Em nota, o Ministério da Saúde destacou que “a oferta das duas tecnologias segue regular, o que demonstra o compromisso do MS em ofertar opções terapêuticas e cuidado integral para quem vive com doenças raras no País”. A pasta também informou que, desde 2023, cerca de 34% das tecnologias incorporadas destinam-se ao atendimento de condições raras e enfatizou que nenhum paciente com decisão judicial favorável deixou de ser atendido.
Logística complexa
O fornecimento do Zolgensma é complexo porque o Ministério da Saúde precisa monitorar a evolução clínica dos pacientes submetidos à terapia gênica, assim como os resultados apresentados ao longo dos anos. Esse processo é inédito no Brasil e será o primeiro acordo comercial no SUS envolvendo o pagamento condicionado ao monitoramento individual do paciente.
O acordo em discussão busca garantir a eficácia do tratamento e distribuir os riscos entre o Ministério da Saúde e a farmacêutica, aliviando os pacientes desse ônus.
A AME é uma doença rara e degenerativa, transmitida de pais para filhos, sem cura conhecida. Ela é causada por uma alteração no gene que produz a proteína SMN, essencial para proteger os neurônios motores. Sem essa proteína, os neurônios morrem, comprometendo impulsos nervosos que controlam movimentos, respiração e deglutição. A estimativa do governo é que a AME afete uma pessoa a cada 100 mil no Brasil.
O Zolgensma é uma terapia gênica que visa a corrigir essa deficiência ao introduzir o gene ausente no organismo do paciente. O gene é inserido por meio de uma cápsula de vírus modificada em laboratório, que o transporta até as células da medula espinhal. Ele é a única terapia gênica no mundo indicada para a doença.
O médico geneticista Salmo Raskin, doutor em Genética pela Universidade Federal do Paraná (UFPR), ex-presidente da Sociedade Brasileira de Genética Médica e presidente do Departamento de Genética da Sociedade Brasileira de Pediatria, afirma que o monitoramento é necessário para o governo se certificar sobre a segurança e eficácia do remédio, mas há pontos em aberto.
“O sistema público brasileiro não tem tradição e experiência para fazer esse monitoramento. O monitoramento vai dizer que, se é seguro e eficaz, o governo paga. Agora, se não for tão seguro ou não for tão eficaz, não paga ou depois deixa de pagar. A ideia é adequada e justa para ambos os lados. Mas é complexo fazer esse monitoramento. O que vai ser considerado uma melhora? Se a criança não piorar isso vai ser suficiente ou vai ter que melhorar? Se for melhor, o que e quanto?
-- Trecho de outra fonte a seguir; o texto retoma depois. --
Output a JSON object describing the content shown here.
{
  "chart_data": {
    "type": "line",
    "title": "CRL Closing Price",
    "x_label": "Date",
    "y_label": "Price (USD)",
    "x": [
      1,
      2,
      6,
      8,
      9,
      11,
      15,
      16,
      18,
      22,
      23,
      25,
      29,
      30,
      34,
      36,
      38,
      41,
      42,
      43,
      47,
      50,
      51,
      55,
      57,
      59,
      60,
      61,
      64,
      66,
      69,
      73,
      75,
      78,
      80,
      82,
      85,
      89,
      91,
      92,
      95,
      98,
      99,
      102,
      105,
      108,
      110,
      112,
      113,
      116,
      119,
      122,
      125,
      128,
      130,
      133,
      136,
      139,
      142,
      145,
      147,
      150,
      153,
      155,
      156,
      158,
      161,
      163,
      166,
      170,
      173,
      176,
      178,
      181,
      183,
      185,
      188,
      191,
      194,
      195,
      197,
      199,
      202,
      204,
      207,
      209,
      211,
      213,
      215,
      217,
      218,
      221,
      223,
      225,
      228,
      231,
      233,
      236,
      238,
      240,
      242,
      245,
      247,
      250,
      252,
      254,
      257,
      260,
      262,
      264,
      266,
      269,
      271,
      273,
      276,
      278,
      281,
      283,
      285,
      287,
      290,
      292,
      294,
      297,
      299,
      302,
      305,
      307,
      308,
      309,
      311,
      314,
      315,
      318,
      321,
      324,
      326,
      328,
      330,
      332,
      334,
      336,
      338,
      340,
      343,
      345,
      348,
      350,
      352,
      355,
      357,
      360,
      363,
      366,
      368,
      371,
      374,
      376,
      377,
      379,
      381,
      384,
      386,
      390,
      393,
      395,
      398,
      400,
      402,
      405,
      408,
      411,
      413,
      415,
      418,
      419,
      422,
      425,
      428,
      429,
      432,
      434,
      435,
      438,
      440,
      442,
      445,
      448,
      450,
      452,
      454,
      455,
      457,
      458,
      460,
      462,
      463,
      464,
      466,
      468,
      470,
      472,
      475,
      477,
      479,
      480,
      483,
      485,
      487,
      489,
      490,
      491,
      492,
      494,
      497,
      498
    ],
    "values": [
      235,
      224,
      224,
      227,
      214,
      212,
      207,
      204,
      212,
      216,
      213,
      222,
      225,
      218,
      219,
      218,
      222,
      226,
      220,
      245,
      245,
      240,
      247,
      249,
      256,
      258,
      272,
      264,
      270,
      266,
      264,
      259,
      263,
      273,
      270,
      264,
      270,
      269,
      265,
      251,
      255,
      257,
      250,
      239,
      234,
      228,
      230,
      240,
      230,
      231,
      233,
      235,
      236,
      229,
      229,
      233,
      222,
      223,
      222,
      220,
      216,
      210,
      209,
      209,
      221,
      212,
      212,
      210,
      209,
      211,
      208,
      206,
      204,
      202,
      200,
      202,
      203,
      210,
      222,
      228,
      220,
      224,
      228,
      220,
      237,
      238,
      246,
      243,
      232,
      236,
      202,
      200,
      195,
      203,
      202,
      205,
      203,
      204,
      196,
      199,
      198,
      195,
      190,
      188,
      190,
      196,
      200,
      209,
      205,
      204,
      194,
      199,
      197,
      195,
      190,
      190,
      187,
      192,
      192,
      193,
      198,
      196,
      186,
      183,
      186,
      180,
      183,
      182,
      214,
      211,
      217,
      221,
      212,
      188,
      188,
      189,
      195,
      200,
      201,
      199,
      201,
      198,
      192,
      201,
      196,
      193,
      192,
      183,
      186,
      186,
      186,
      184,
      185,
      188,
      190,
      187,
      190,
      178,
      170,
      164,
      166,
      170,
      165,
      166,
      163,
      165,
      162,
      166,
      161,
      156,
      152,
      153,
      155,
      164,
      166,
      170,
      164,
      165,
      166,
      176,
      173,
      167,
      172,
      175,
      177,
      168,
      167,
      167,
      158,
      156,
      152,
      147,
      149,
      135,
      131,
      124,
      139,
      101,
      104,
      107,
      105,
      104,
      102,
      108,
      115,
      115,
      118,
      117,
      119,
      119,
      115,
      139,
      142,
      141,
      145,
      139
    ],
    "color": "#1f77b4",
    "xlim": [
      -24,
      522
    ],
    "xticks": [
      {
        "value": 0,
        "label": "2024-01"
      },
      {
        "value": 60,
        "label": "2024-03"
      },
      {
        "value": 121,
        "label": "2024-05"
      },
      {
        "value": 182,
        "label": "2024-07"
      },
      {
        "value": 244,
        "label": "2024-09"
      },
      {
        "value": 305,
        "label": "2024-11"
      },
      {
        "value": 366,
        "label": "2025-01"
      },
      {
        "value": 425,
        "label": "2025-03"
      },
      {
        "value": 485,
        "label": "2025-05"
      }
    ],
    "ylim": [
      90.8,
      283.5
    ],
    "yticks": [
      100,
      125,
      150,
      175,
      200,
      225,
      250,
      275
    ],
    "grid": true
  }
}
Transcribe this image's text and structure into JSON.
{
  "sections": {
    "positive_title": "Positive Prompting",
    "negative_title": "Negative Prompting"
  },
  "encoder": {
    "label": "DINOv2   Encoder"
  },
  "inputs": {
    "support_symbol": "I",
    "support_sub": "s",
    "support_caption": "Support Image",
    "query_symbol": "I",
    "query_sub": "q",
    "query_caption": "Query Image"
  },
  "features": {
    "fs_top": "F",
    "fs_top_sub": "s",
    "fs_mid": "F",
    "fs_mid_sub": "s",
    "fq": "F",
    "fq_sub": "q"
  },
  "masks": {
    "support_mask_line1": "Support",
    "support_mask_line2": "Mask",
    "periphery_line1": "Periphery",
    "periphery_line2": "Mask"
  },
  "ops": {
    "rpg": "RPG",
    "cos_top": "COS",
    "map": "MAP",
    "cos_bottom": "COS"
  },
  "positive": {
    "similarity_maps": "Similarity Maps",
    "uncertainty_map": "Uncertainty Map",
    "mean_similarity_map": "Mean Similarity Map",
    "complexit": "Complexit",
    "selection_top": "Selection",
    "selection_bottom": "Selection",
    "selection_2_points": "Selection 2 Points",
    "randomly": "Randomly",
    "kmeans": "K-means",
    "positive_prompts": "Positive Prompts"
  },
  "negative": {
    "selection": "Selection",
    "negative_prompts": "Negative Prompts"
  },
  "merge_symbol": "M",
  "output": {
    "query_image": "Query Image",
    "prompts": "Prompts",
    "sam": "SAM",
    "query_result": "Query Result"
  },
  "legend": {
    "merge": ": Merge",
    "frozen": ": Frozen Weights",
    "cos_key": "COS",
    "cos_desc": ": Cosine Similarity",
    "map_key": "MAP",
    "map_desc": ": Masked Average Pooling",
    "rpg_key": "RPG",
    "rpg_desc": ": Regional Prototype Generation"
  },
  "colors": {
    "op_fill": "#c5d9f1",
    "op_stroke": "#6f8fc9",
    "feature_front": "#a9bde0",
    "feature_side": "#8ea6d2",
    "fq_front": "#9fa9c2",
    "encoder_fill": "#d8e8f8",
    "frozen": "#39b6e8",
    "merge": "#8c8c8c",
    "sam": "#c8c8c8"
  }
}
São pontos delicados e complexos”, avalia.
Ele também aponta a dificuldade logística que precisará ser considerada, como local de aplicação e periodicidade de consultas. A indicação sobre o uso da Zolgensma ou outro medicamento é feita caso a caso. O medicamento é indicado para o tipo 1 da AME, que afeta bebês de zero a 6 meses. Atualmente, pacientes do SUS têm acesso aos medicamentos nusinersena e risdiplam, que tratam o tipo 2 da doença em crianças de 6 a 18 meses, mas não funcionam como terapia gênica.
Estudos apontam que uma única aplicação do Zolgensma pode melhorar a sobrevida dos pacientes, reduzir a necessidade de ventilação mecânica e promover avanços no desenvolvimento motor. Os efeitos colaterais são considerados controláveis, sendo o mais comum o aumento das enzimas hepáticas, tratado com corticosteroides. As informações são do jornal O Globo.